These results indicated that GmMYB118 could improve tolerance to drought and salt stress by promoting expression of stress-associated genes and regulating osmotic and oxidizing substances to maintain cell homeostasis.

摘要

背景

非生物胁迫严重影响植物的生长和发育。MYB 转录因子(TFs)作为最大的 TF 家族之一,在非生物胁迫响应中发挥重要作用。

结果

我们鉴定了 139 个大豆 MYB 相关基因;这些基因根据其保守结构域分为 6 组,并分布在 20 条染色体(Chrs)上。定量实时 PCR(qRT-PCR)表明,GmMYB118 对干旱、盐和高温胁迫高度响应;因此,选择该基因进行进一步分析。亚细胞定位表明 GmMYB118 蛋白位于细胞核内。

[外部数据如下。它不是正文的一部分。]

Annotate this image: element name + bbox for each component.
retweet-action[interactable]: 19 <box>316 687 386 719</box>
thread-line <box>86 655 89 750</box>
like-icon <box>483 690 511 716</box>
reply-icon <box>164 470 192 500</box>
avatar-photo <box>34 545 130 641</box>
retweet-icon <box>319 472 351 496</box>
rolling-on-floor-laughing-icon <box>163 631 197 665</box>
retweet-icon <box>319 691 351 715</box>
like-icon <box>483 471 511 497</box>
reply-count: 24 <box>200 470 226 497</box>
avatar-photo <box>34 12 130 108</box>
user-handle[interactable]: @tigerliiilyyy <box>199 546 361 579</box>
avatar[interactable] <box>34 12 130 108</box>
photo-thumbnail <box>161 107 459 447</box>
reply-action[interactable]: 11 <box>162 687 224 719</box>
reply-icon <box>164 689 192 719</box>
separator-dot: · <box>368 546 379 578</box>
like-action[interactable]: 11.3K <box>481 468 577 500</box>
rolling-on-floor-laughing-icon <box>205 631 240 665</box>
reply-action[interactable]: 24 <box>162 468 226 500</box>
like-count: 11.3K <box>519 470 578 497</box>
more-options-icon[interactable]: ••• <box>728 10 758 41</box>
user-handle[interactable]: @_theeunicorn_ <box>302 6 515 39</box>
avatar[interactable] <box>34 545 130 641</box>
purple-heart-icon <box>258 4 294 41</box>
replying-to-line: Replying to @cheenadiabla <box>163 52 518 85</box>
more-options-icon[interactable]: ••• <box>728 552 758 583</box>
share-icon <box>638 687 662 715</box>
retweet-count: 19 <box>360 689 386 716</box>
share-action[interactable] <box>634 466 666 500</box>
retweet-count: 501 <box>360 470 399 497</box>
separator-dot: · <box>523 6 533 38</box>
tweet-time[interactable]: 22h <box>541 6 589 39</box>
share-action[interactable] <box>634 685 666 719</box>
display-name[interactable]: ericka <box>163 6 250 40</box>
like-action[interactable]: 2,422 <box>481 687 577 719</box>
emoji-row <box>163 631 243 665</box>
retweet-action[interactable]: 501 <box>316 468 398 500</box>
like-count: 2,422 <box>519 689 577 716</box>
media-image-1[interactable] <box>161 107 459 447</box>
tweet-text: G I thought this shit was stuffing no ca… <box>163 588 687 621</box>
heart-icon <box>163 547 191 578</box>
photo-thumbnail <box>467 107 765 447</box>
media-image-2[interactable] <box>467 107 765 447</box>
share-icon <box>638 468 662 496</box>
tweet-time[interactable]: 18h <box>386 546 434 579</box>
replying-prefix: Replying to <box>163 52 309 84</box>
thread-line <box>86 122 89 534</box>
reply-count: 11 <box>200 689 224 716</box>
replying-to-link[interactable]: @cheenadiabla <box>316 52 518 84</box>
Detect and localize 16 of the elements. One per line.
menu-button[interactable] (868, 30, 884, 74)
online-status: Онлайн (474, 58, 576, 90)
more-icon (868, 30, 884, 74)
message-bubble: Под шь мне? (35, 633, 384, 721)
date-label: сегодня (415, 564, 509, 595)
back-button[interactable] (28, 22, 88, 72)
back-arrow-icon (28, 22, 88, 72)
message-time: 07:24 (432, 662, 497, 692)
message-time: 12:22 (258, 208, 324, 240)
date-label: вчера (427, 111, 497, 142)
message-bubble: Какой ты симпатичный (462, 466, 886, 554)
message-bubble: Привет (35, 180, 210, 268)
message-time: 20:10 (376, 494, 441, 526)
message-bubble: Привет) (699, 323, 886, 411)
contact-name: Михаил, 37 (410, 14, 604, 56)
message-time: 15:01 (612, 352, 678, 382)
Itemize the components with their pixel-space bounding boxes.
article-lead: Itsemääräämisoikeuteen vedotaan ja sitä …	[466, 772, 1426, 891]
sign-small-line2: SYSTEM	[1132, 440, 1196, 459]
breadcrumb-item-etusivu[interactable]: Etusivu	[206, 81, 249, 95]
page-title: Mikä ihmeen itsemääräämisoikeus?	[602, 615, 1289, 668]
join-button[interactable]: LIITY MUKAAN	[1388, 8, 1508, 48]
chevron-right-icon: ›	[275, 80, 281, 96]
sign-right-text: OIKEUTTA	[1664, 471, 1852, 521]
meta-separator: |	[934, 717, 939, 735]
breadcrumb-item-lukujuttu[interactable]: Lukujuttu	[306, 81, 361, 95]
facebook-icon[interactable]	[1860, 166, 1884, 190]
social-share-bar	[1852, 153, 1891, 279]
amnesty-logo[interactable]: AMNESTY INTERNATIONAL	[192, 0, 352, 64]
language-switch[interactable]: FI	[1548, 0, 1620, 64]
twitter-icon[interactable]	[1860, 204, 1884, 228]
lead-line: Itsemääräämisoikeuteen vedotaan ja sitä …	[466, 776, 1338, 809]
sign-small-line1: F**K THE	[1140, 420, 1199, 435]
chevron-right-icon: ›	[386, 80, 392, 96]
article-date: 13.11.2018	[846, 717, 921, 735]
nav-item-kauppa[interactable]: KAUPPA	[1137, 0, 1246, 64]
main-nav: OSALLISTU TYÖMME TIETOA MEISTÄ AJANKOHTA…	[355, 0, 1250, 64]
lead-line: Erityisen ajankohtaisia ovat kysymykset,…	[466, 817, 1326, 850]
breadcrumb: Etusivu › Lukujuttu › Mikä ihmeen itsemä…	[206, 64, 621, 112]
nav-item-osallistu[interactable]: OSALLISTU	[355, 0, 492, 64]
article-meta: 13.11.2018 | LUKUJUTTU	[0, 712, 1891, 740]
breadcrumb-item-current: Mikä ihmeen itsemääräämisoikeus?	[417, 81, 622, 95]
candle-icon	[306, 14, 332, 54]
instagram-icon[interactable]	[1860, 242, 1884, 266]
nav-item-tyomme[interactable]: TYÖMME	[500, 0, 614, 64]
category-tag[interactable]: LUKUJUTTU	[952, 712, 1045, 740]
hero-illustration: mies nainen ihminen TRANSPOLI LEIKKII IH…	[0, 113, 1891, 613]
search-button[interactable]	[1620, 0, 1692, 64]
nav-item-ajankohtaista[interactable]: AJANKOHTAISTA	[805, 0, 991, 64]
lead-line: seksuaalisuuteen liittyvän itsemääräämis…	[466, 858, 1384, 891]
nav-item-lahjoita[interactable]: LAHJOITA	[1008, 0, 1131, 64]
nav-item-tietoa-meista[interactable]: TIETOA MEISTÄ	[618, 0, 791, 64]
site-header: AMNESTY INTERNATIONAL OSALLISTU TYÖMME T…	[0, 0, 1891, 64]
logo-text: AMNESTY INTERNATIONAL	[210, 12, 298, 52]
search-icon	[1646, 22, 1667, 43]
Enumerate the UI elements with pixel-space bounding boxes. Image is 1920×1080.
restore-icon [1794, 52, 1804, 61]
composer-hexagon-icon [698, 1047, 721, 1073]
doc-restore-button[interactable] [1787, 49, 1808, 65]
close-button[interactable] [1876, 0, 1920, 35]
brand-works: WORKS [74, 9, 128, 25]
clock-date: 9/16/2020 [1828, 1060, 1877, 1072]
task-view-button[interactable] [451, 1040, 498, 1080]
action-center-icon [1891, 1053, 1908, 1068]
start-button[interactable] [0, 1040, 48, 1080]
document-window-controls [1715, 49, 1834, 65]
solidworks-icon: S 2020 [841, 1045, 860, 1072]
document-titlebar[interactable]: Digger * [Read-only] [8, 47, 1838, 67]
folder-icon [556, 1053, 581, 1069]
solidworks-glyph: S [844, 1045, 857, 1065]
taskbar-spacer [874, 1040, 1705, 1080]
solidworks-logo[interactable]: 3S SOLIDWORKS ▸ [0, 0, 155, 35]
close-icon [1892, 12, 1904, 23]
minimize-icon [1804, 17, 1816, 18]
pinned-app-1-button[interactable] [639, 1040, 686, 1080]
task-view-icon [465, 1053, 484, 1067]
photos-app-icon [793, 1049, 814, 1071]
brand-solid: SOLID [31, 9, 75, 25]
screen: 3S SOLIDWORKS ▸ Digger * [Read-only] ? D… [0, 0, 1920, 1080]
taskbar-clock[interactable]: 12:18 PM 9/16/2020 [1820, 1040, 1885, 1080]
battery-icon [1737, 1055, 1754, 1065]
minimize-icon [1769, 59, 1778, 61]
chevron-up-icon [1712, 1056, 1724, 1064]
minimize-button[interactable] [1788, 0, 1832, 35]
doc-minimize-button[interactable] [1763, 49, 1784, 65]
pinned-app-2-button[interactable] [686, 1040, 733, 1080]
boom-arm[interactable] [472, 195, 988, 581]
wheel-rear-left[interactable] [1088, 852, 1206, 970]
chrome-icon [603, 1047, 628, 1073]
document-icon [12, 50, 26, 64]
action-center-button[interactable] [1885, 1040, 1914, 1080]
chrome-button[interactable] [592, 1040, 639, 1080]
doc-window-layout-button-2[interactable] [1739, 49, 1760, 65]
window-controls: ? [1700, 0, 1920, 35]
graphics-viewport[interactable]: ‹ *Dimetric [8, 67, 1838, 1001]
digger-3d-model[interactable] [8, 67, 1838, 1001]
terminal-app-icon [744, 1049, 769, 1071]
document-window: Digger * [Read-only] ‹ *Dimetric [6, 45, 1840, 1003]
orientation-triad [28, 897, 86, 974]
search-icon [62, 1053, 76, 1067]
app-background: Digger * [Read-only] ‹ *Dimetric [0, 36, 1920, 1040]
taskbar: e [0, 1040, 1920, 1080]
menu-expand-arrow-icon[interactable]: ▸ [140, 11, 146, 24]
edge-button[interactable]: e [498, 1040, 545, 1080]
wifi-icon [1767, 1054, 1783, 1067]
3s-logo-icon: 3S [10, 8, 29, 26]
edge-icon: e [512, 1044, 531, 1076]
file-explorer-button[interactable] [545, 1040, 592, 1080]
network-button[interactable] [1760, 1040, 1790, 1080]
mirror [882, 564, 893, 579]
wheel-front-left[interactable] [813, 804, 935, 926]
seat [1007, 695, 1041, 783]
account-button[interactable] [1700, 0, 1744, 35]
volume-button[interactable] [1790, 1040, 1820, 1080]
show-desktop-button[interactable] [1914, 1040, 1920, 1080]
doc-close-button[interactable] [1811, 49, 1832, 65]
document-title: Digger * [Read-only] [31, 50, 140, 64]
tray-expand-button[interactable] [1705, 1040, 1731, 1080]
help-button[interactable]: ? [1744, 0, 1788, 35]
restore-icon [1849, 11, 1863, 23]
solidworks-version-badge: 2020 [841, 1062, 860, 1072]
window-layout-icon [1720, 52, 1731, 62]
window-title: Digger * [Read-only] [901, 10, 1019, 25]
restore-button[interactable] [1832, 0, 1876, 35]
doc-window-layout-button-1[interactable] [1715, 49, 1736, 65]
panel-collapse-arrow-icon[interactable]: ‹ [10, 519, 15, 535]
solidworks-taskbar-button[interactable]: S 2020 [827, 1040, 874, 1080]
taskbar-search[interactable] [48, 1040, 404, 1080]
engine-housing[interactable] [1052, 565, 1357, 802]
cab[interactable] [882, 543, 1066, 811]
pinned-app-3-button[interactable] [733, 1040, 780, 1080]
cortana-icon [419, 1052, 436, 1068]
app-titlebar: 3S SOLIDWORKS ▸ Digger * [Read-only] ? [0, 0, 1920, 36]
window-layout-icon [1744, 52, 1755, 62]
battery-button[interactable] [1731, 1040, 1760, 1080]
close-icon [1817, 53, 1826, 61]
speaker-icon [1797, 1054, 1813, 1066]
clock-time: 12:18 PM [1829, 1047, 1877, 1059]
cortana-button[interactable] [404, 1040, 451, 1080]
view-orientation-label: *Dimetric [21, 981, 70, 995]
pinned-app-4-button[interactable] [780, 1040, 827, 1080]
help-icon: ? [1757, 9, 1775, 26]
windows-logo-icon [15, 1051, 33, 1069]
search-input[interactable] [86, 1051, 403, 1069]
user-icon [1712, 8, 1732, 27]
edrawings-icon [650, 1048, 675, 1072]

GmMYB118 的异位表达(EX)增加了对干旱和盐胁迫的耐受性,并调节了转基因拟南芥植物中几种与胁迫相关基因的表达。同样,通过发根农杆菌(A. rhizogenes)介导的毛状根转化过表达(OE)大豆植物表现出提高的耐旱性和耐盐性。此外,与对照(CK)植物相比,经成簇规律间隔短回文重复(CRISPR)转化的植物耐旱性和耐盐性降低。干旱和盐胁迫条件下,OE 植物中的脯氨酸和叶绿素含量明显高于 CK 植物,而 CK 植物中的含量高于 CRISPR 植物。相比之下,OE 植物中的活性氧(ROS)和丙二醛(MDA)含量在胁迫条件下明显低于 CK 植物,而 CK 植物中的含量低于 CRISPR 植物。

结论

这些结果表明,GmMYB118 通过促进与胁迫相关基因的表达和调节渗透和氧化物质来维持细胞内稳态,从而提高对干旱和盐胁迫的耐受性。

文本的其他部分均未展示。